Journalists remain cautious as enough laws remain on the statute books
to force self-censorship. Some of these laws, in place since the military coup
in 1962, force journalists to avoid anything that is deemed as opposing the
constitution or insulting to ethnic groups, leaving enormous power in the hands
of government to silence dissent.
There is no doubt that President Thein Sein's reformist government has
significantly relaxed media controls over the last year, allowing journalists
to publish articles that would have been unthinkable during the era of absolute
military rule. However taboo subjects remain such as corruption and
alleged abuses by army officers during the military dictatorship. Only last
month, the censor board suspended two weekly magazines, the Voice Weekly and Envoy, for speculating on the cabinet reshuffle.

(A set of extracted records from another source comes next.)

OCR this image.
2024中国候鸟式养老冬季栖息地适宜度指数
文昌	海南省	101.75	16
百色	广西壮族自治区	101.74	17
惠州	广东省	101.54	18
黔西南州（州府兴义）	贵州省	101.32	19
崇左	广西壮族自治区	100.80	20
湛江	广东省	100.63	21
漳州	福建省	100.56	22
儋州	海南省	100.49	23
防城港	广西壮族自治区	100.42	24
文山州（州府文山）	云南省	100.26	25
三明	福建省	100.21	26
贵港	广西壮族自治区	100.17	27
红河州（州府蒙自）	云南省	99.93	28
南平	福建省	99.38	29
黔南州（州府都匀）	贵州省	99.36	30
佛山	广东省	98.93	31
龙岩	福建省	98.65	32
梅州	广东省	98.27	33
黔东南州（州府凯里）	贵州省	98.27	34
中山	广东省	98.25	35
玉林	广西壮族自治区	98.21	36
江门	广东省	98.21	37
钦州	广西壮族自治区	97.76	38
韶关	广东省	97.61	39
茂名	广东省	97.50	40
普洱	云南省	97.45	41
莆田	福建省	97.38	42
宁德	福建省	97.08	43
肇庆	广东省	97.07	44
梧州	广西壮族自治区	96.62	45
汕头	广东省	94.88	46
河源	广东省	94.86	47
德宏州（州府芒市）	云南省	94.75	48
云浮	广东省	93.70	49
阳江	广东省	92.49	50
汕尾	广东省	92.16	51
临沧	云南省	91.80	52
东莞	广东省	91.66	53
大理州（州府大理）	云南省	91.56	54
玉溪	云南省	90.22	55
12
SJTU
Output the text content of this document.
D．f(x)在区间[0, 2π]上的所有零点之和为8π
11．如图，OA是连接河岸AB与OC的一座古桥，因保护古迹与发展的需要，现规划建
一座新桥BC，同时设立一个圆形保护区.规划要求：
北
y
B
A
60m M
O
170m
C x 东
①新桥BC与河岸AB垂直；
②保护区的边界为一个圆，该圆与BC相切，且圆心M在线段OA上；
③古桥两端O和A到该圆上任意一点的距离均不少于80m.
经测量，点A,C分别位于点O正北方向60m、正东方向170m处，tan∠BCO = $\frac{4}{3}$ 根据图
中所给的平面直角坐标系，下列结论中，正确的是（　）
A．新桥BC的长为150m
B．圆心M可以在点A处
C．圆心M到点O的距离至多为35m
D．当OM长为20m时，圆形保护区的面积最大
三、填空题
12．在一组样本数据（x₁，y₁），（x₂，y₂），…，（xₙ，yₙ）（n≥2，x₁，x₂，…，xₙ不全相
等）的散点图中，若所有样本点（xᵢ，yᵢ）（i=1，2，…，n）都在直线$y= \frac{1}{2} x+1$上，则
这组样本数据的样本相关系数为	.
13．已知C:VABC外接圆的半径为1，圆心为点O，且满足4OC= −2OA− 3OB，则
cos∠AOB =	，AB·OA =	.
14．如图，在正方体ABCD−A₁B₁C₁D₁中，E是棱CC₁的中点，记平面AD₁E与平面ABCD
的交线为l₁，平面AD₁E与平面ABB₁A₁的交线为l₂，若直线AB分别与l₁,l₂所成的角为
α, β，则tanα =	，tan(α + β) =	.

While welcoming the new mood for reform, journalists still feel that if
press laws were not also reformed, then the changes promised by government can
be rolled back if it feels that a free press is becoming a threat.
Some however believe that it would be difficult for the authorities to put
the genie back in the bottle. A new net-savvy generation is now part of the
equation. It was the protest by young journalists demanding the right to
publish freely that may have forced the hand of government. They now have access to information
elsewhere and don’t rely anymore on the two state-owned propaganda sheets, the
Burmese-language Mirror and the
English-language New Light of Myanmar
which, until not long ago, instructed citizens to “oppose those relying on
external elements and holding negative views, and crush all internal and
external destructive elements as the common enemy".